Officials in Tennessee are also studying the feasibility of reopening Smoky Mountain National Park, the most visited national park in the country.
Governors of California, Montana, Wyoming, and Maine said that their states couldn’t afford to reopen their national parks, so Yosemite, Yellowstone, Glacier, Acadia, and other premier tourist attractions are likely to remain closed until the government reopens.
In Virginia, the Madison County Board of Supervisors passed a resolution asking Congress to reopen Shenandoah National Park, which ordinarily receives 25 percent of its annual visitor in October, but state officials have yet to confirm if they will use state funds to reopen the park.
On Thursday, Utah announced it reached a deal with the U.S. Department of Interior to re-open the state’s five national parks.

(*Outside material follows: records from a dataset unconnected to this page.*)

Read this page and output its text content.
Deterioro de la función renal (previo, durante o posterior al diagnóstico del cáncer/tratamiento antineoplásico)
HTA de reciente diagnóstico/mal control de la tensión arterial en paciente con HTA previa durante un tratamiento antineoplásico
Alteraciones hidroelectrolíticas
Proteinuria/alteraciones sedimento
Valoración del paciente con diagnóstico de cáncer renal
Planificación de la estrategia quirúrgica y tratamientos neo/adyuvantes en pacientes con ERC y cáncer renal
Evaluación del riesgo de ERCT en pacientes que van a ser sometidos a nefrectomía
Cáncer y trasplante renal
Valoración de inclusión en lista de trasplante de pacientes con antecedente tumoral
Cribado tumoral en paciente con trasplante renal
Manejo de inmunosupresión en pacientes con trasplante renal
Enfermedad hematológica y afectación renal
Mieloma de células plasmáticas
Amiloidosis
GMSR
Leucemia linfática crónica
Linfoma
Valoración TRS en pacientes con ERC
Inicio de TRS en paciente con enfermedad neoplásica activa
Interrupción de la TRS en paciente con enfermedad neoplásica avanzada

Under the terms of the deal, the state will pay the National Park Service up to $1.67 million— $166,572 per day—to re-open eight national sites for up to 10 days. The state hopes to be recoup the investment, but Congress would have to vote to authorize repayment, an unlikely proposition given that only a handful of states stand to benefit from the plan.
Utah typically earns about $100 million in tourism-related revenue in October, much of that from its signature national parks and monuments. According to a report by the Coalition of National Park Service Retirees, the shutdown is costing communities near national parks and monuments nationwide about $76 million per day.
Arizona Gov. Jan Brewer said she'd consider paying for a partial reopening of Grand Canyon National Park but has balked at the Interior Department's demand that state money pay for the whole operation - a daily cost of $112,000. There has been no indication that the state would pay to reopen two far lesser known national parks, Saguaro and Petrified Forest.
Kiva Couchon, a spokewoman for Arizona’s Office of Tourism, told FoxNews.com that her office “has not been notified regarding the re-opening of Arizona’s federally funding parks.”
But, keep in mind that even visiting a national parks website is now impossible, as all content has been replaced with a simple statement:
“Because of the federal government shutdown, all national parks are closed and National Park Service webpages are not operating. For more information, go to www.doi.gov.”
The Associated Press contributed to this report.